El alcalde sí cree en el cambio climático pero habla de “promoción”

En el pleno de este jueves, el PSOE preguntó precisamente por estos gastos y por las contribuciones al municipio, a los agricultores y a los vecinos y vecinas en general de un trabajo que hace “proselitismo del negacionismo del cambio climático con dinero de los ciudadanos”. El alcalde, Domingo Regalado (Coalición Canaria), dijo que, “independientemente de la ideología de una persona que trabaje para el ayuntamiento, no tengo que decir nada. Mientras haga un trabajo profesional, me da igual que sea socialista, de Podemos, de CC o del partido que sea. Creo que esto es lo más importante”.

Además, sostuvo que “lo que ha hecho el área es encargar un documental de promoción del sector primario de Granadilla”. Inmediatamente, le interrumpen varios concejales del PSOE para negarlo y preguntarle si ha visto el trabajo, a lo que Regalado respondió que el dinero también fue “para los libros”, se supone que una obra presentada ese mismo día 20 en el casino XI de Junio. “Si me pregunta si soy negacionista –continuó el regidor-, digo que sí creo en el cambio climático, que la acción del ser humano está afectando, desde los gases de efecto invernadero hasta la reforestación o el consumo de suelo para instalar nuevas industrias o más suelo urbano, pues evidentemente nos está afectando a todos. Pero ese es un trabajo que ha realizado el área de Sector Primario para la promoción del municipio y en el que han colaborado diferentes agricultores y ganaderos del municipio”. El PSOE insistió si promociona el municipio la negación del cambio climático, pero el alcalde prefirió dar paso a la siguiente pregunta.

Desde luego, el “trabajo” de Rix es cualquier cosa menos inocente. Aunque esos agricultores, ganaderos, un pescador (de la cofradía de Los Cristianos) y un apicultor (no llegan a la decena) tienen razones respecto al problema del relevo generacional, a la feroz competencia de productos de fuera y a las dificultades y dureza del sector primario en general, los 50 minutos que dura el encargo de Sanabria no sólo suponen una oda a sí mismo, es decir, al concejal y su labor en el área, sino que constantemente se deslizan críticas a las políticas estatales o de la UE. Además, y en las numerosas ocasiones en las que se intercalan declaraciones del edil, se defienden abiertamente las tesis de Vox contra la Agenda 2030, el Pacto Verde, mezclándose todo con la reducción de los presupuestos de la Política Agraria Común (PAC) o el reciente acuerdo sobre Mercosur o similares, aunque no se expliciten.

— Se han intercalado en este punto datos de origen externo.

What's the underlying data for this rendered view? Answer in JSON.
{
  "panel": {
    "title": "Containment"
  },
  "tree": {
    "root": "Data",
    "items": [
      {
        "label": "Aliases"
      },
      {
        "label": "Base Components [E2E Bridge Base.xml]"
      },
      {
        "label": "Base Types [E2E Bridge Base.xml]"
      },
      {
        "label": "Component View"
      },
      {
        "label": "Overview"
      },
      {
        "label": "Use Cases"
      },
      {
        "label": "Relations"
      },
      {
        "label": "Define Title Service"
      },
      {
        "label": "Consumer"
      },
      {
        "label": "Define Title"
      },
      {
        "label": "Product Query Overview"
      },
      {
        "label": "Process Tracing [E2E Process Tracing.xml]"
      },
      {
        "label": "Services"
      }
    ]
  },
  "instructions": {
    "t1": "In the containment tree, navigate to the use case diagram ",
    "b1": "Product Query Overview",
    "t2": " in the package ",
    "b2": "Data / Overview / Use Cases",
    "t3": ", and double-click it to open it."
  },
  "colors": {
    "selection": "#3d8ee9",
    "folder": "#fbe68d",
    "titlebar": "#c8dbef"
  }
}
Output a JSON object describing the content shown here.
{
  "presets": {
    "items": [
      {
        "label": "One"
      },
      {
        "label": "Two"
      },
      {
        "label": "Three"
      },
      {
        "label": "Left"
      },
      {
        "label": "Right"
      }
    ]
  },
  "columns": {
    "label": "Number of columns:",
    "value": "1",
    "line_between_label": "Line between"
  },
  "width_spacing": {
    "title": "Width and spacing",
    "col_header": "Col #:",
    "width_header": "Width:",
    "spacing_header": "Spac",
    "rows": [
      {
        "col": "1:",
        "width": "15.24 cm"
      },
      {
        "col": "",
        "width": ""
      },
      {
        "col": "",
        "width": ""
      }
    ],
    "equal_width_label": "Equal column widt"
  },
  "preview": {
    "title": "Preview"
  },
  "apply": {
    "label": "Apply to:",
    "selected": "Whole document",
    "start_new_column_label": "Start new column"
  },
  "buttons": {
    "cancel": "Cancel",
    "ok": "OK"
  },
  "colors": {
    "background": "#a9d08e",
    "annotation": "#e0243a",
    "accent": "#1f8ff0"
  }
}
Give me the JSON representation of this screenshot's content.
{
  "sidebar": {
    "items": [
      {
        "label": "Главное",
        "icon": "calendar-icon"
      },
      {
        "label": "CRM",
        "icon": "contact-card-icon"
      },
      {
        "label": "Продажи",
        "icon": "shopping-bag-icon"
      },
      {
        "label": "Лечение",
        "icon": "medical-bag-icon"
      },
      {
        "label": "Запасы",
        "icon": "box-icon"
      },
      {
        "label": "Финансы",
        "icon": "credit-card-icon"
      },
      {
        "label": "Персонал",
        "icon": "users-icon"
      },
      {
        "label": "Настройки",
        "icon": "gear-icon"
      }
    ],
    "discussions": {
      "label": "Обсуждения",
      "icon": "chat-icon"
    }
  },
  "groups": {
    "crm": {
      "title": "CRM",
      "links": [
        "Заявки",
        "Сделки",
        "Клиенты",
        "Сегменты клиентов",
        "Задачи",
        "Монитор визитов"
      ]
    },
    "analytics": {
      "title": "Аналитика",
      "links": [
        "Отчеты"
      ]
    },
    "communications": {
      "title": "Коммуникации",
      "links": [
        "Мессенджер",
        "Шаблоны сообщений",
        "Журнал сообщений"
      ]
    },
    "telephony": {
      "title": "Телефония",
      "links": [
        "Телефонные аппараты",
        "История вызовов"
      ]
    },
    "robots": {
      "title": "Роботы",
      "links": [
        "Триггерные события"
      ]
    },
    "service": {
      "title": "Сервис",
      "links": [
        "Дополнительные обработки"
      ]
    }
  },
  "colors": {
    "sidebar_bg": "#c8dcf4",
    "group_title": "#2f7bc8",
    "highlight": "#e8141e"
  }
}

Una oda constante al concejal, sin ninguna crítica 

El trabajo es una oda constante hacia el edil de Vox. Todos los agricultores, ganaderos, apicultores o el pescador que intervienen lo elogian, resaltan su interés por el sector y cómo los ha ayudado o se ha interesado desde que accedió a la concejalía tras la moción de censura. Además, resaltan que se facilite la venta de sus productos en el mercadillo local (que se suele montar en la plaza principal de El Médano) como si eso no ocurriera antes, desde hace décadas y décadas. El mensaje directo, desde principio al final, es que “ojalá todos los concejales fueran como él” y qué bien lo está haciendo. Una clara campaña proselitista y propagandista, eso sí, pagada con el dinero de todos los ciudadanos y a un año y cuatro meses de las elecciones.

Además, la presentación del 20 de diciembre no estuvo exenta de polémica. Ante la intervención de Rix en contra de las políticas de sostenibilidad y contra las tesis del cambio climático, lo que muchos concibieron como un claro mitin de Vox (también habló Sanabria), algunos de los presentes se marcharon y, en la mesa redonda, el exconcejal Antonio Cabrera (Sí Se Puede, que en 2007 pactó con CC y PP para desbancar al PSOE) se quejó del tono que iba adquiriendo la presentación y lo dejó claro, según testigos presenciales.